This is a very complicated topic. I believe in the right hot sauce for the right job.
For anything asian, Siracha wins. I find it mixed best with sesame, soy, hoisin, teriyaki, etc...
But you don't go putting siracha on tacos. That's insane. If I'm doing American style tacos at home it's chunky tomato salsa if it's big fixings, if it's just meat and cheese, I prefer tabasco.
If I'm making traditional style tacos at home I go with Cholula, Tapatio, or the TJ's knock off just called "taco sauce."
Chunky salsa is good for body. Any family style jar works, I like Pace.
For traditional LA street tacos/burritos I use the red hot sauce every taco vendor has a slight variation of.

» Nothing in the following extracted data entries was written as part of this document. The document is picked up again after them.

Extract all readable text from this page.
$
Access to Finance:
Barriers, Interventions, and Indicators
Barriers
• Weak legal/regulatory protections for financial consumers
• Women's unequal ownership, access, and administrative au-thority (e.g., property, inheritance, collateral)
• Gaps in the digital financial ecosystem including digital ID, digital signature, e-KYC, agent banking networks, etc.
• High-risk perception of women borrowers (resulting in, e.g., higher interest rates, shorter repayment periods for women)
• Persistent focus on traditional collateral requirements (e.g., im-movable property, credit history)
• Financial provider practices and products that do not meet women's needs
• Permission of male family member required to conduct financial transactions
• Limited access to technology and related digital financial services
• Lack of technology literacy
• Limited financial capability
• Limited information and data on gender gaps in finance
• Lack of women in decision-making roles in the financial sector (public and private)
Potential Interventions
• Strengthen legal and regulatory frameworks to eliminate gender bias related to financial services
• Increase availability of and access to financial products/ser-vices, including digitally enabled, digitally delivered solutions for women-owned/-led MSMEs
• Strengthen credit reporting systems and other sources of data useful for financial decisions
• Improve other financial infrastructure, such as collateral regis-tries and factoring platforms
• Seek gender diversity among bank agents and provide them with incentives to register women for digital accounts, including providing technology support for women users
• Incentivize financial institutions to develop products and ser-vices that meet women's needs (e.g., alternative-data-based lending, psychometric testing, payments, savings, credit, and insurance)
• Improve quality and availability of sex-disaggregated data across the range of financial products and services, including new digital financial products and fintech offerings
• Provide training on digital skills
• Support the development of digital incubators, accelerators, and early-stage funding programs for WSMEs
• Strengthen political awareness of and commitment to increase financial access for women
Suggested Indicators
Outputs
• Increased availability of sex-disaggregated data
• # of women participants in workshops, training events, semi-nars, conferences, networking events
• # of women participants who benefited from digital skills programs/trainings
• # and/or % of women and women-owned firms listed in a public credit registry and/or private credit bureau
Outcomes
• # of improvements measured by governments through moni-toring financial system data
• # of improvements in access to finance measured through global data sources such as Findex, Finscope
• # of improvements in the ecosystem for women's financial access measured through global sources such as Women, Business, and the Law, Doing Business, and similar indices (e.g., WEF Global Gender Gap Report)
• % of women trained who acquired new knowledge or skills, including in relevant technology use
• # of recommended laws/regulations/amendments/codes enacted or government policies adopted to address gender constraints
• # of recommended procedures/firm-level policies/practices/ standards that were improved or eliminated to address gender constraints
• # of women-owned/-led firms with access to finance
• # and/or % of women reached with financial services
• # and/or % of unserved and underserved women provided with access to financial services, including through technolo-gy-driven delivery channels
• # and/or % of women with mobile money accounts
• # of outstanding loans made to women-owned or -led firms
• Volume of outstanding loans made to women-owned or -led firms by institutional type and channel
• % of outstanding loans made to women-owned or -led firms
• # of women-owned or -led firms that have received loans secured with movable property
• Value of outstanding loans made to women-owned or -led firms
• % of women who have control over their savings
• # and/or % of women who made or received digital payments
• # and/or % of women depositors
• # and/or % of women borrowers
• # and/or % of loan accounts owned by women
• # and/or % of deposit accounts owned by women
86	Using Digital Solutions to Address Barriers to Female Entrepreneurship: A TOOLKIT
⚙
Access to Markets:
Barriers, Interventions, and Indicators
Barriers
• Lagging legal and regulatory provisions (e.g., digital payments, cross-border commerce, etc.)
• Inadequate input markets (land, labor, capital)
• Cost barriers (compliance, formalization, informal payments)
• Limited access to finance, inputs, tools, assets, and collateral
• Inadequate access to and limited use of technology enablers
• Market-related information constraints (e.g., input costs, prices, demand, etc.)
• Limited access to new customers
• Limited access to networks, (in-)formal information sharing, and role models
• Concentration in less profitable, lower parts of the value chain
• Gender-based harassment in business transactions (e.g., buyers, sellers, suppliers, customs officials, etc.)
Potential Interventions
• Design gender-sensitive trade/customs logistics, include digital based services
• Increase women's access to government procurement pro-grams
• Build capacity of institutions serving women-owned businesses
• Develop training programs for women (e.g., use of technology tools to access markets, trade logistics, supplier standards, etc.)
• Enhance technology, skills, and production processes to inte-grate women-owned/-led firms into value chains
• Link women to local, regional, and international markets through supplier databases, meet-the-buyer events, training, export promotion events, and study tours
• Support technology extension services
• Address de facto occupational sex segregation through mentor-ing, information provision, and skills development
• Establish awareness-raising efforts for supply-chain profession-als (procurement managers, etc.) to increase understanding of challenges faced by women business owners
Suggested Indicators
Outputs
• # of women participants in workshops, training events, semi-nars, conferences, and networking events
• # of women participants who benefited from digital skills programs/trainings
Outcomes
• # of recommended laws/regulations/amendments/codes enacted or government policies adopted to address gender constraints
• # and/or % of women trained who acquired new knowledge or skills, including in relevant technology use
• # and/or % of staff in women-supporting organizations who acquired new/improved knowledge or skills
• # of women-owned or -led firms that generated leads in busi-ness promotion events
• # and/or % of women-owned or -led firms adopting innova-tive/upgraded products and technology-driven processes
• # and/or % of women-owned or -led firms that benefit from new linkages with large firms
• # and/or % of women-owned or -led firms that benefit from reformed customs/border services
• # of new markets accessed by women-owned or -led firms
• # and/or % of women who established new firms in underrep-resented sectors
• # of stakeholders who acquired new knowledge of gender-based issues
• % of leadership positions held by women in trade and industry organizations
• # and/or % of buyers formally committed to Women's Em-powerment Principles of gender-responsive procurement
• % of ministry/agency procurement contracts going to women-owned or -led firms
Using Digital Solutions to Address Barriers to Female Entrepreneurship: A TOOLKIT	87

For bigger Mexican meals I prefer chili verde, the green sauce.
Tabasco is pretty universal-- Hashbrowns, eggs, popcorn, mac n cheese, anything that needs a little kick but doesn't require extra flavor.
People know I like it spicy and are always buying me novelty hot sauces like ASS IN THE TUB or something. They're never that great and I use them for cooking usually.
I had a few Tex Mex meals in Santa Fe once that had so e amazing hot sauce I'd love to eat again.
A bit if a shame sauce (though not as bad as Taco Bell) I do like the Baja salsa from Baja Fresh.
Finally, for watermelon I live for Tajin.